IN 2012, the people of Papua New Guinea again took themselves to the polls to elect their leaders in a so-called democratic election.
Throughout the length and breadth of Papua New Guinea in 111 electorates the adult members of its seven million people chose many men and some women to represent their views, hopes and aspirations
They chose representatives to protect and promote their interests and ultimately the interests of Papua New Guinea through the nation’s highest decision making institution, the National Parliament.
This was the ninth national election since the independence of PNG from Australia on 16 September 1976.
As in previous national elections, putting themselves in front of the people was a large collection of candidates all raising their hands to be chosen as leaders.
Included in those vying for a mandate were individuals who ranged from people who intended to serve the nation with necessary conviction to people who intended to serve themselves and were seeking to be in parliament to advance that goal.
Substantial resources were expended by more than a few. In fact, elections in PNG are more costly per person than in any other nation in the Pacific region.
The tactics, strategies and gimmicks used to entice the precious vote of the people ranged from clever to devious, and the motives from genuine to selfish.
And so the people voted.
Some voted because they were convinced and moved by the assumed knowledge of the person they selected as being worth their vote. Others voted along tribal lines. Many sold their votes for a few bottles of beer or a carton of lamb flaps.
Others were duped into believing the clever speeches delivered by candidates clamouring and claiming to be “leaders”.
The candidates stood up offering a virtual contract to carry the wishes of their people into parliament.
The people agreed to the terms and conditions and accepted them by casting their vote and so sealing the contract.
Some time later, the winning candidates found themselves in parliament, contract clutched in hands. The people hoped.
Sadly, the ratio of politicians to leaders remained more or less the same. Too few leaders; too many politicians.
Although some good will be achieved in the ninth parliament it will be almost insignificant in comparison to the evil that will occur, primarily because many of the newly mandated leaders do not intend to honour their contract.
Here the difference between politician and leader is defined.
Politicians prepare and present contracts they know they will meet only in part, or modify to suit circumstances or totally breach.
Their contract is based on convenience.
Leaders intend to stay true to their mandate and deliver what they can.
Their contract is based on conviction.
After the ninth parliament was elected, a majority of contracts were torn up and discarded outside the doorways of the chamber.
Some of the newly-elected politicians marched through the doors after storing their sheepskin in mothballs until the next elections.
They donned their wolves clothing and strode into parliament, that highest of high decision making forums, where every session they bowed their heads to pray fervently for guidance but act in a manner suggesting they are not prepared to be so guided.
Or at least, if guidance comes, it is not from a divine source which encourages sharing, caring and carrying out wholesome, just and righteous deeds.
With each passing hour, the humble personalities marketed during the election period wore off like a cheap whore’s make-up.
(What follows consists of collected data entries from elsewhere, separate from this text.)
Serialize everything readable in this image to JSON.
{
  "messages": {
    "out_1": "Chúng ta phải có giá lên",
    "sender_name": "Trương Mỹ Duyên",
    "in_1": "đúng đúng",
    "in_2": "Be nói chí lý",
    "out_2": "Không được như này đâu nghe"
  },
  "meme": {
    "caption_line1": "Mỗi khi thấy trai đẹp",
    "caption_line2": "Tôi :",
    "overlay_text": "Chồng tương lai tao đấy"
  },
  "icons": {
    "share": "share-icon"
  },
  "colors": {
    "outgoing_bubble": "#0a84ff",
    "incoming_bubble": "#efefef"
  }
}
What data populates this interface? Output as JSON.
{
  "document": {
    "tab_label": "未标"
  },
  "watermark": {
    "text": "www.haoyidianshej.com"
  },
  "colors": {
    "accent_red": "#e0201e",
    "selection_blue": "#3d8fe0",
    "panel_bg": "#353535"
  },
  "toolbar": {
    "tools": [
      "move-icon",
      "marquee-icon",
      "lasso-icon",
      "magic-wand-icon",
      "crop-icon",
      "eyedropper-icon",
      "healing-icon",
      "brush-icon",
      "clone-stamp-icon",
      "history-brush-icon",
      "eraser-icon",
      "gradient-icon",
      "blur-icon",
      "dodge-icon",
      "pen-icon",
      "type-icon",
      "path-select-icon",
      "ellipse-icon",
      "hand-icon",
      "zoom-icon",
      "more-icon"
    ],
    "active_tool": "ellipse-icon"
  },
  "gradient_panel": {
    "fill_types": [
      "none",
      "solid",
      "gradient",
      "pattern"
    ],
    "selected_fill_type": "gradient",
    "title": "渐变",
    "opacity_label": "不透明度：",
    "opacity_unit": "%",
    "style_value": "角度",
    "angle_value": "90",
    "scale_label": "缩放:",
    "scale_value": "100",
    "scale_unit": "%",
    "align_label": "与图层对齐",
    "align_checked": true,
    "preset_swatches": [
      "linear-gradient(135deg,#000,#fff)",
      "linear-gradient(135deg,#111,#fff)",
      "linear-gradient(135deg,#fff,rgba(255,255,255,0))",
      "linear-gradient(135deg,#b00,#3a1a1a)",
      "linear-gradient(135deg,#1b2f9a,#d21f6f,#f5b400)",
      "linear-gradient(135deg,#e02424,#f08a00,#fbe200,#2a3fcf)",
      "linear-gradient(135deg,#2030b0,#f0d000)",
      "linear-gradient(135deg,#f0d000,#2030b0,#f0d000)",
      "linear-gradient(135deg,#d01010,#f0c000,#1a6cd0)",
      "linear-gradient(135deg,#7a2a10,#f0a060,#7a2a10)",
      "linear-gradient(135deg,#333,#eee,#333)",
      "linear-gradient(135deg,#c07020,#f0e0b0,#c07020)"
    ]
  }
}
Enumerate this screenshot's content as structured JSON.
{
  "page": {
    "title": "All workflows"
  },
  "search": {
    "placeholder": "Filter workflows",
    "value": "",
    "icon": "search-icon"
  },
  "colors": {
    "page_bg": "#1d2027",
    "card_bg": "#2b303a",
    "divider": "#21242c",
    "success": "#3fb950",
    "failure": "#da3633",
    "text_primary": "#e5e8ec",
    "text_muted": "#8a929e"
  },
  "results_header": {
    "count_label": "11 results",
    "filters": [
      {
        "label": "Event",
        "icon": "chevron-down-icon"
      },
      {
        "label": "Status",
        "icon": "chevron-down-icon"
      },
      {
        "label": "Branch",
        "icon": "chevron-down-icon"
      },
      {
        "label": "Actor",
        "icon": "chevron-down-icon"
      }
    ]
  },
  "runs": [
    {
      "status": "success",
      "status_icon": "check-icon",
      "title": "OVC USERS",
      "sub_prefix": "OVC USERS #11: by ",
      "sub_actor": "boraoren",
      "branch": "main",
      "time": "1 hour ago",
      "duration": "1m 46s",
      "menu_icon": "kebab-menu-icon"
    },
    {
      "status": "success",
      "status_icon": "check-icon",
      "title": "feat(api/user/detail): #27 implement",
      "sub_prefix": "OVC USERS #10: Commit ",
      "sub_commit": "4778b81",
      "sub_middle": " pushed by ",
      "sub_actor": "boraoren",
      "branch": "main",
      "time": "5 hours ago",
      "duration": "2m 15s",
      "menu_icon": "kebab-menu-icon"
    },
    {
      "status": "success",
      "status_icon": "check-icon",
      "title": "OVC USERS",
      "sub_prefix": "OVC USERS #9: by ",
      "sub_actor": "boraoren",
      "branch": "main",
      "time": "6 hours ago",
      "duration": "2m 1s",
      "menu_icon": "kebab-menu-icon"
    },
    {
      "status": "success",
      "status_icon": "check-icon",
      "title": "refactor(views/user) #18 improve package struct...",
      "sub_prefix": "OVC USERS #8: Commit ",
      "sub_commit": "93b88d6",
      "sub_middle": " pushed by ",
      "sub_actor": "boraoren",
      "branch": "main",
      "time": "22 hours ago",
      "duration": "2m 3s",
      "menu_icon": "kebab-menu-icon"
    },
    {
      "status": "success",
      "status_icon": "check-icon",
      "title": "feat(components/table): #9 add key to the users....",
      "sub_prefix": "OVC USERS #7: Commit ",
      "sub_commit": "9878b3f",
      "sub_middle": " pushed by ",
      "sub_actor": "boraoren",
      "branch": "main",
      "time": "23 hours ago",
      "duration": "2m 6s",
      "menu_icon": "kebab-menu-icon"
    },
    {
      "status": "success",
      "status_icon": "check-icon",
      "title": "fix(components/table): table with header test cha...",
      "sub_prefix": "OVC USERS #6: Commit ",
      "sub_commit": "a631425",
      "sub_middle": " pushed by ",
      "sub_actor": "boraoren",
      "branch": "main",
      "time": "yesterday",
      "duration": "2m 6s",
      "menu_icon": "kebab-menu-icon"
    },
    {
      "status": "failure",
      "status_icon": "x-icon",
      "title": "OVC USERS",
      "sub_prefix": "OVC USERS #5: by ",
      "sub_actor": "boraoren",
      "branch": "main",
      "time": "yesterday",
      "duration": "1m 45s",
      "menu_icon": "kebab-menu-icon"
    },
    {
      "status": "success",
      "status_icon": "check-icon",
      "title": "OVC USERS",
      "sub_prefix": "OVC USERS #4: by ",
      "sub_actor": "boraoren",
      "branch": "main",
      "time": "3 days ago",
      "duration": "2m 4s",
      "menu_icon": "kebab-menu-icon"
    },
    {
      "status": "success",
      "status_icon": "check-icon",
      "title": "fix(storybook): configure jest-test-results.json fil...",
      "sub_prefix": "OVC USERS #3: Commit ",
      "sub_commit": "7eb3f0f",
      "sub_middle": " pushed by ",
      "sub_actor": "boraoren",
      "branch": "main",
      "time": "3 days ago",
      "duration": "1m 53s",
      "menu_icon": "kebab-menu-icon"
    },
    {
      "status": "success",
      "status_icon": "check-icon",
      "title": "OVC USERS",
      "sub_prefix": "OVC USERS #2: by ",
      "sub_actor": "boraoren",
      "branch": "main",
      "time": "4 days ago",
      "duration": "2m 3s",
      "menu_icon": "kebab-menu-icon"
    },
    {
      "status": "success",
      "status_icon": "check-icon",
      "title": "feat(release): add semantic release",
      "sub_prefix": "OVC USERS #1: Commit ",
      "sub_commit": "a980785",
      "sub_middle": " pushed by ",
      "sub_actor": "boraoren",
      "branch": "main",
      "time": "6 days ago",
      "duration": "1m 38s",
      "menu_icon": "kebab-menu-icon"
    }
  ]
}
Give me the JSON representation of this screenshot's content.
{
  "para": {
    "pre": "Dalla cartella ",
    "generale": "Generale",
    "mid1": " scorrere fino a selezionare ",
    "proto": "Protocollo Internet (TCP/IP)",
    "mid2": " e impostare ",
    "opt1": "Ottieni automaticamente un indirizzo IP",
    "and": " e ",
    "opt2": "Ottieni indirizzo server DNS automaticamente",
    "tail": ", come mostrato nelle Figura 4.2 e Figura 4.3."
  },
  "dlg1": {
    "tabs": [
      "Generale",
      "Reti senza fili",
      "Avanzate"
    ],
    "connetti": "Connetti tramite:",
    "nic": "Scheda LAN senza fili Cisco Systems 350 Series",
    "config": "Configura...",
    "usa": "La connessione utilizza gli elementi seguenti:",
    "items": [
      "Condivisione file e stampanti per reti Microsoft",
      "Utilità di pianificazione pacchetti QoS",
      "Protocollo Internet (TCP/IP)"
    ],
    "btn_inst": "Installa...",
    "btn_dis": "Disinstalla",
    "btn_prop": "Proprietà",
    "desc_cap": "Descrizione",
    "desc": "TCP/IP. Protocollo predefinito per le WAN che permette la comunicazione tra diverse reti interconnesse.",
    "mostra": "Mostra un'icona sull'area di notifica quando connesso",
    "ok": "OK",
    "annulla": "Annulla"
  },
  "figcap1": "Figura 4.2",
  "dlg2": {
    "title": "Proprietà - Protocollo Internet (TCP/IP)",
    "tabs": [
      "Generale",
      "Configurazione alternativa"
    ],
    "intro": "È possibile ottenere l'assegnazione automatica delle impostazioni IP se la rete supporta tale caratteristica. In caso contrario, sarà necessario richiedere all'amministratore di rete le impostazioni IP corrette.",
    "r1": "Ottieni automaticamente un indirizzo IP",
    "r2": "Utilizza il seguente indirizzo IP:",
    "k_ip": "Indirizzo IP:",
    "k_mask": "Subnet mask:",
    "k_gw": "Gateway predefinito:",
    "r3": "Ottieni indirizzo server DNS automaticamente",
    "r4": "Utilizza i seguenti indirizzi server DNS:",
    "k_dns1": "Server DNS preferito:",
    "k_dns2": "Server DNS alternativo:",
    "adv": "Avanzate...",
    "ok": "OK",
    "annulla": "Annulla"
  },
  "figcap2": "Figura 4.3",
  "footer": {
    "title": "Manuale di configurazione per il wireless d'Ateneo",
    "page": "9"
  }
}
Eventually what had passed for honour and commitment became filthy reeking gutters of inequity, betraying the blood, sweat and tears of the people along with the people’s dreams, aspirations and hopes.
A contract was traduced and an economy was there to traverse; an economy that has never been owned by the people.
Many of these politicians, having discarded the sheepskin worn to placate voters, cover their wolves clothing with a hard shell that makes it impossible to hear the cries of their people.
It is a shell as hard as the heart which is set against the people they fooled into electing them, the very people with whom they had entered the contract they had no intention of keeping.
The political transformation from harmless caterpillar into poisonous moth now complete, they flit from one evil decision to another; surviving politically until the next election.
Meanwhile, the people witness a familiar pattern of apathy, arrogance and inconsiderate self-interest with ridiculous and outrageous and costly schemes and scams agreed to, endorsed and funded whilst opportunities to stand up and protect and promote their people’s interests are ignored.
A myriad of wholesome projects that would benefit the people and cost them nothing, and gifts from considerate individuals, governments and organisations, are ignored if they do not personally personally benefit those in power.
Ridiculous scams and schemes that cost the people substantially and bring little tangible benefit, and in not a few instances endanger the economy or even lives, are processed in record time.
Meanwhile the people bitterly complain and resign themselves to becoming victims of bad decision-making, poor and weak leadership and the inconsiderate behaviour of their so-called democratically elected leaders for the next five years.
The whole process repeats itself election after election.
Ballots are rigged, bribes are offered, people are duped, candidates ingratiate, contracts are offered and another batch of politicians is delivered.
With too few leaders amongst them; too few to make a difference.
Only when the ratio of leaders to politicians improves will there be a likelihood of the contract being honoured.